A substantial proportion of patients with confirmed leptospirosis in this study also had evidence of infection with another pathogen, most commonly spotted fever group rickettsiosis, brucellosis, or bacterial bloodstream infection. Possible explanations for these observations include true co-infection, cross-reactivity of the MAT, cross-reactivity of other serological tests (spotted fever group rickettsioses, Brucella
) in the setting of leptospirosis, non-specific polyclonal immunoreactivity, or laboratory error. Although MAT specificity has been estimated at 96–98%,44
cross-reactivity in the setting of other infections has been demonstrated.1,44
Alternatively, other studies also using conventional standard diagnostic tests, including identification of Leptospira
, and Brucella
species by culture and molecular methods, have found evidence of simultaneous infections with more than one pathogen.45–47
In these studies, similar to ours, most patients with evidence of co-infection lived or worked in rural, agricultural settings.45,46
Although our study is unable to determine whether apparent co-infections represent true simultaneous infection or immunologic cross-reactivity, the environmental exposures experienced by persons living in northern Tanzania provide increased risk for several etiologic agents of febrile illness.

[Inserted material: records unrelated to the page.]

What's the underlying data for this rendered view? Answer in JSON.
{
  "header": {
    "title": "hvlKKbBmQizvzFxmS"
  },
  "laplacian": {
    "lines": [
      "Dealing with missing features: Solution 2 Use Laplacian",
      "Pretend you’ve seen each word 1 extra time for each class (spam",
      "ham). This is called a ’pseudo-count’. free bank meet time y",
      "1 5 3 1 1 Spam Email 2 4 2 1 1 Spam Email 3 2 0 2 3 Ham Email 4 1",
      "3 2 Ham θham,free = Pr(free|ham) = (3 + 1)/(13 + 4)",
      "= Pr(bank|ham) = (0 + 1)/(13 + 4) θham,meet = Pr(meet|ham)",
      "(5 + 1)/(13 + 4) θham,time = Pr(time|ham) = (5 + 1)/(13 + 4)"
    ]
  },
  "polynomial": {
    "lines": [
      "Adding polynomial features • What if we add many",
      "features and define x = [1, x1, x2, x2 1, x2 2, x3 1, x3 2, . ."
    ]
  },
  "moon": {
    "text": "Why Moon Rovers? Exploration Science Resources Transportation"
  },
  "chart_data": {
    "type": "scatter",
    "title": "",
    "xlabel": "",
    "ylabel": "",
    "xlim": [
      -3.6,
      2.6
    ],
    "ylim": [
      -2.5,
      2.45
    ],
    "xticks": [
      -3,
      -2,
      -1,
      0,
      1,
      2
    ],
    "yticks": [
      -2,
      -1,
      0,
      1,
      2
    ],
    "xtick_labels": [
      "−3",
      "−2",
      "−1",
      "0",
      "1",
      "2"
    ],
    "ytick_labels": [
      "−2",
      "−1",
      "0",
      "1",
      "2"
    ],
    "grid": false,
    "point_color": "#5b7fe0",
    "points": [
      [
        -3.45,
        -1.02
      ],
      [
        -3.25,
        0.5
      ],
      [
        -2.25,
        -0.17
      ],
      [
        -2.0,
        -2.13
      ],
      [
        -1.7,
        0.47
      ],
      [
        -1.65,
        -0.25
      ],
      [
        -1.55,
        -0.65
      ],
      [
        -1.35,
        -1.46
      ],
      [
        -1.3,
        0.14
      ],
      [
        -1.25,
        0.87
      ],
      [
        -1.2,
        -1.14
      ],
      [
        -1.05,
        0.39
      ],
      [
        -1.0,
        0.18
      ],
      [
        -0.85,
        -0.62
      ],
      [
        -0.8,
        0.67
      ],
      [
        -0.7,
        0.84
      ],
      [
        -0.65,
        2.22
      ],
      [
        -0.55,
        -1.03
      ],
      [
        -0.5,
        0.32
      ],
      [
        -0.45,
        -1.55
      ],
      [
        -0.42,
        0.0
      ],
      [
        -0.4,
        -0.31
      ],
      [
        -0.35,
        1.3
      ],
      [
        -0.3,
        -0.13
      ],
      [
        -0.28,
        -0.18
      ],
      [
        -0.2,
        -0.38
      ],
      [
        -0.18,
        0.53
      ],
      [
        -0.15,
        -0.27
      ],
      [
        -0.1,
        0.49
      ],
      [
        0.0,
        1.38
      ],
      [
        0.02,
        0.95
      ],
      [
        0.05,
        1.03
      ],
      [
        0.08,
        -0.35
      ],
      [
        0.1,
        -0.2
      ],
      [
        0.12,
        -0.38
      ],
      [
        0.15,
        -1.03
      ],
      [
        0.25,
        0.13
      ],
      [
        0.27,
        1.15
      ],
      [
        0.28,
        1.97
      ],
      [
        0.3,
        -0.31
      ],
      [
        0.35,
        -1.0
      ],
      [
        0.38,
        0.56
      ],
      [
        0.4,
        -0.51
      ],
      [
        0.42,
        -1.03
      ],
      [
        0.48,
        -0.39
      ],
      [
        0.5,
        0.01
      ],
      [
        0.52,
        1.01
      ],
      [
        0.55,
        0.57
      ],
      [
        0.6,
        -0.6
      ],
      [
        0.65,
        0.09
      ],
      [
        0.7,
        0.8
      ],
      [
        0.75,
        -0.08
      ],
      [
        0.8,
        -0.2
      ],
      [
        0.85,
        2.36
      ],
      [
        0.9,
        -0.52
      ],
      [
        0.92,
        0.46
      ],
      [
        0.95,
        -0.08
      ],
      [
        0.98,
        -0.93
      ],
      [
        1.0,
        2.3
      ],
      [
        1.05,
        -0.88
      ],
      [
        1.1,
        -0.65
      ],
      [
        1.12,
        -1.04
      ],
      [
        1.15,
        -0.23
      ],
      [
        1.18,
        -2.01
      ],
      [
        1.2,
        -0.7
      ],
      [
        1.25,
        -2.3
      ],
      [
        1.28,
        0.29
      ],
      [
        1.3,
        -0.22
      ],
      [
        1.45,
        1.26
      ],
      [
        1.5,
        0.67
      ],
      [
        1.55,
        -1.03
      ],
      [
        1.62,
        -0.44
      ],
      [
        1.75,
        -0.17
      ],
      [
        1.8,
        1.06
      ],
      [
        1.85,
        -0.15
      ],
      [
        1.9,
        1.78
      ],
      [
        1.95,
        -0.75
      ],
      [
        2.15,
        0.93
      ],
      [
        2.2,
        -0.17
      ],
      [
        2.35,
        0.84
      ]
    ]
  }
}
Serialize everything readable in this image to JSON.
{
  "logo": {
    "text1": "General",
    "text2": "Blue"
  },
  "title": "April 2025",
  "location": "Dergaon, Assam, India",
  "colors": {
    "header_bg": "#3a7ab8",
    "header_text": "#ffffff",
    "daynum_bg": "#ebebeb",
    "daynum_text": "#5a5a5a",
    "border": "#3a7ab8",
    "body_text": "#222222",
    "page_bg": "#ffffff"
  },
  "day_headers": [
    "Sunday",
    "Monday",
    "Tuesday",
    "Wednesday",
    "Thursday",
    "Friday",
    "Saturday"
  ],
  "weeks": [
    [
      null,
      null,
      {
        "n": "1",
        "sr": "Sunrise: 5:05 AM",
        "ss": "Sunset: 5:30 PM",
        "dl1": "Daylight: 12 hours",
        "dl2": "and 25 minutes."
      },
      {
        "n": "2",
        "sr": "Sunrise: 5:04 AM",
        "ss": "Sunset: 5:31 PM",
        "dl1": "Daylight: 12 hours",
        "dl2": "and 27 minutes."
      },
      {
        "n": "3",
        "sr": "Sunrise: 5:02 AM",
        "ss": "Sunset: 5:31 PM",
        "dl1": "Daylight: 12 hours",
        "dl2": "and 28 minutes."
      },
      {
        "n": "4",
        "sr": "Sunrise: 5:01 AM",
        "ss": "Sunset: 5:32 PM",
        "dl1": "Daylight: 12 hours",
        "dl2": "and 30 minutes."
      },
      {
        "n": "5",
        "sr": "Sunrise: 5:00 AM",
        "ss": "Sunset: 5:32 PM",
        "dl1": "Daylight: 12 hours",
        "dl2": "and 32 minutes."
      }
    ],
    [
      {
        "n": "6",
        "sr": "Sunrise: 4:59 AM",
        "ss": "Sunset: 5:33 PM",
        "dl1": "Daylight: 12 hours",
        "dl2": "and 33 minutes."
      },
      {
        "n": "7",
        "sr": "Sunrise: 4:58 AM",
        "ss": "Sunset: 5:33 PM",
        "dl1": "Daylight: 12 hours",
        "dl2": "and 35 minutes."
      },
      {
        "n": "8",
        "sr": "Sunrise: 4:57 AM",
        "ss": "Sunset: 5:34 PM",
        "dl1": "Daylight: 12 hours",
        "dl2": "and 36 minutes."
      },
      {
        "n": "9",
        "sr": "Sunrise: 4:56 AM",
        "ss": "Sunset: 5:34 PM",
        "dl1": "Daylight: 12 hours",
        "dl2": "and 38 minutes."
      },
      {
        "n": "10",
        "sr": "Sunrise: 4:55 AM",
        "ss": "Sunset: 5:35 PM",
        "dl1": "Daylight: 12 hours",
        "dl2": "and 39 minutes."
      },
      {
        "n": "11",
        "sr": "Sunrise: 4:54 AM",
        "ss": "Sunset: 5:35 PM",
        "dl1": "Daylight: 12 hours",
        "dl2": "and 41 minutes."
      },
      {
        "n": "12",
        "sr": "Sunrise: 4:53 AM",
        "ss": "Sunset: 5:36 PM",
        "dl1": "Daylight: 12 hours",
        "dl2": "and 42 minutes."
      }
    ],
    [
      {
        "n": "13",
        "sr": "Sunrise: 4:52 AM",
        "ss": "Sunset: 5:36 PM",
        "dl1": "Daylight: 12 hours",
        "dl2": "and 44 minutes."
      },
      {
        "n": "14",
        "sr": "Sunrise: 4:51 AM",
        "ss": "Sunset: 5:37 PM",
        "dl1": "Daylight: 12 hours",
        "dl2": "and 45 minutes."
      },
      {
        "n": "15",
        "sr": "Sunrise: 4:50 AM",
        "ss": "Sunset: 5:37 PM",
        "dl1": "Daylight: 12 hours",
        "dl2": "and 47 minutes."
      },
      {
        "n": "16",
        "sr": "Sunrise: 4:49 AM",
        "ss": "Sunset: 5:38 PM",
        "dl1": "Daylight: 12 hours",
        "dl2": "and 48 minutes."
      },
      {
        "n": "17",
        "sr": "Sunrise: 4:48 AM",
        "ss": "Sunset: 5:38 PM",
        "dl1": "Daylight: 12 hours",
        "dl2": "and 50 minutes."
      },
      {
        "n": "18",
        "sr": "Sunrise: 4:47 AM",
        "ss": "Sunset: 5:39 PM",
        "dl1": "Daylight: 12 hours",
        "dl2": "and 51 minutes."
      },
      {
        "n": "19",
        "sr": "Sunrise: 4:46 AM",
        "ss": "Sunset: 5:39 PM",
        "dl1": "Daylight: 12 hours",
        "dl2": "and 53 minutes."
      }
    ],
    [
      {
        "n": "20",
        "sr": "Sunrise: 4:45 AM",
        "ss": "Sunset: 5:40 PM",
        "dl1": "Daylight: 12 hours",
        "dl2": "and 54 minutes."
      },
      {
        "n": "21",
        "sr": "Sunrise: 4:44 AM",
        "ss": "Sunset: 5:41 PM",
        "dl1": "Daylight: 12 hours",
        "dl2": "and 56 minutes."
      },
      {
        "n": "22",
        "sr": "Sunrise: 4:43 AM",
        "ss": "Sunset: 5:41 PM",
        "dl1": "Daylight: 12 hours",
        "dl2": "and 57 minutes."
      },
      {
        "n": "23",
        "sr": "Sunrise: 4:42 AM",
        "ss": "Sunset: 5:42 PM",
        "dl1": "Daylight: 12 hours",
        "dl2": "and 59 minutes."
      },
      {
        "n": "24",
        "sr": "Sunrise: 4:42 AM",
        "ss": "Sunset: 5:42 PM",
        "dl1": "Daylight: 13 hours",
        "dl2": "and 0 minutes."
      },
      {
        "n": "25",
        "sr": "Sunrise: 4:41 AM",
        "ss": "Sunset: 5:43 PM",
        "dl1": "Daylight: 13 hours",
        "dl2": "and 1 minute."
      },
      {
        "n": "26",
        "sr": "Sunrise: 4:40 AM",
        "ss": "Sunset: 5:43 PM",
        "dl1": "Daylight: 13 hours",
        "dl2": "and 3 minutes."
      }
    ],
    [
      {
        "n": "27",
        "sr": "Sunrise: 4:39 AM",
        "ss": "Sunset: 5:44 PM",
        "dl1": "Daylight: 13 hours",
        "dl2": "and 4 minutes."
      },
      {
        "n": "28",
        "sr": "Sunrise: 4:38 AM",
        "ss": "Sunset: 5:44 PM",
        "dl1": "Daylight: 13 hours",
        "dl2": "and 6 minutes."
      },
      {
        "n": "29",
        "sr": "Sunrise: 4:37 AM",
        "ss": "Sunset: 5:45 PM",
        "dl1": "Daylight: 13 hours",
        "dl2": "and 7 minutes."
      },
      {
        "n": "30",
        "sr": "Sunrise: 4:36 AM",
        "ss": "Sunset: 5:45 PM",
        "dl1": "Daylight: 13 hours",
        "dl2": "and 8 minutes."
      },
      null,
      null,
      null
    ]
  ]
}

The clinical presentation of leptospirosis in this study was non-specific making clinical diagnosis challenging. Thrombocytopenia was the only laboratory marker associated with leptospirosis in adolescents and adults. In infants and children, no laboratory marker was specific for leptospirosis. This, combined with the focus on empiric treatment algorithms for febrile illness on malaria and sepsis,48,49
mean that leptospirosis is rarely diagnosed or treated with specific therapy in northern Tanzania. The consequences for patients of underdiagnosis of leptospirosis are difficult to measure. Because a confirmed diagnosis of leptospirosis requires acute and convalescent serum to be tested, estimating case fatality rate for patients with leptospirosis is difficult. For this reason, no patient with confirmed leptospirosis in our study died. Among those with an acute MAT titer of ≥ 800, 5 (16.7%) died. However, all deaths were among adult patients with co-morbidities, making it difficult to attribute death to leptospirosis in these cases. A diagnostic test for leptospirosis with high sensitivity and specificity on an acute specimen would greatly assist with directing the antimicrobial management of patients and would provide a means to more accurately estimate the case fatality rate. Real-time polymerase chain reaction (PCR) is a promising method to assist with diagnosis in the acute leptospiremic phase,50,51
and should be further studied in Africa where local circulating Leptospira
isolates need to be determined to optimize PCR performance.52
In summary, leptospirosis is an important cause of febrile illness in northern Tanzania, where it appears to be endemic. MAT reactivity is most common to serogroups Mini, Australis, and Autumnalis. The serogroup reactivity, combined with rural residence as a risk factor, may suggest that livestock are important reservoirs in this area. Leptospirosis was difficult to distinguish clinically from other causes of febrile illness in this study and was never diagnosed or specifically treated. Greater awareness of leptospirosis among clinicians and efforts to develop a rapid and reliable diagnostic test that could be applied to acute specimens would improve patient management and facilitate estimation of the burden of morbidity and mortality. Further research is needed in northern Tanzania to define risk factors for human leptospirosis and to further define animal reservoirs to develop evidence-based prevention strategies.